Yes, it’s in Spanish, and yes it’s with English subtitles, but the visuals are so striking and the acting so compelling, you’ll know what’s happening even if you miss a few sentences here and there. This is an exceptional thriller, the type of film that’s been missing from cinema for a while. Nice to see it back again, and so well done.

Here’s the storyline:
It’s a dark night, no moon, misty fog lies upon the ground and all is still. Suddenly a man appears fleeing something in a panic, he runs onto a dark road and is hit by a truck. When the police arrive they discover that he is the Night Watchman at the nearby morgue. When they backtrack to his workplace they find that one of the bodies, Mayka Villaverde (Belen Rueda), a married society woman with lots of corporate holdings, has disappeared before an autopsy could be performed. The deceased’s husband, Alex (Hugo Silva), is under suspicion of stealing the corpse to hide his complicity in her death. Over the course of a long evening in the morgue, a detective (Jose Coronado) struggles to wring a confession out of the husband and the suspect is tormented by bizarre discoveries of evidence that point to his guilt. Someone is setting up incriminating clues around the building, and Alex is convinced it’s his wife, still alive and spoiling for revenge.

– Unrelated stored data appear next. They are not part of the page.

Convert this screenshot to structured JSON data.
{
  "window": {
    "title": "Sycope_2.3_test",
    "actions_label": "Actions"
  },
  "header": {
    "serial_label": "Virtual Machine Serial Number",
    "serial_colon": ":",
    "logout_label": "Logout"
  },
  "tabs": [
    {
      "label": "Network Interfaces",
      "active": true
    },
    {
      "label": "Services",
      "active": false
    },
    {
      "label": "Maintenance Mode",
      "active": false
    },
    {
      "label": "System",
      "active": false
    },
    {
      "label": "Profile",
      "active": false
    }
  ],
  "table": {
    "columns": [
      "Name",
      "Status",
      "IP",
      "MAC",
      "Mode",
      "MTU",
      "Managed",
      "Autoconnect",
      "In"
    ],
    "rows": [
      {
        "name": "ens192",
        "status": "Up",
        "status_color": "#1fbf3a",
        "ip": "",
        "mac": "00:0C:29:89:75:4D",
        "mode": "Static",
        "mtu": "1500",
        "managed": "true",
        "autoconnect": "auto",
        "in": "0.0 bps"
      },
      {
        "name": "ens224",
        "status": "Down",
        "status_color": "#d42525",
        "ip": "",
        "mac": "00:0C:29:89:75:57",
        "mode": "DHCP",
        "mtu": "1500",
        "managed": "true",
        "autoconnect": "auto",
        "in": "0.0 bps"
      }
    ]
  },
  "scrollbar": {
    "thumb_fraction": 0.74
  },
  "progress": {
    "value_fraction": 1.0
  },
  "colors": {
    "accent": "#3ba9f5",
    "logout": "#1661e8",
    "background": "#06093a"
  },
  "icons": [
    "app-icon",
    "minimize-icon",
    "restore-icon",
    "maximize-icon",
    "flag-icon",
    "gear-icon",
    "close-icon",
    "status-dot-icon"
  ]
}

Ok, so you can see the plot is rife with delicious clues and contradictions that you as the audience and they as the detectives must muddle through to get at the whole truth, if there is one. The performances are terrific as well, as sharply drawn as the visuals the director uses to illustrate the story. You’ll find “The Body” to be classic detective fiction with a dusting of the paranormal that leads to a relatively simple, but completely un-guessable, explanation.

My take, it’s only playing at a few theaters around town, see it while you can, it won’t be around long and you don’t want to miss the fun of it.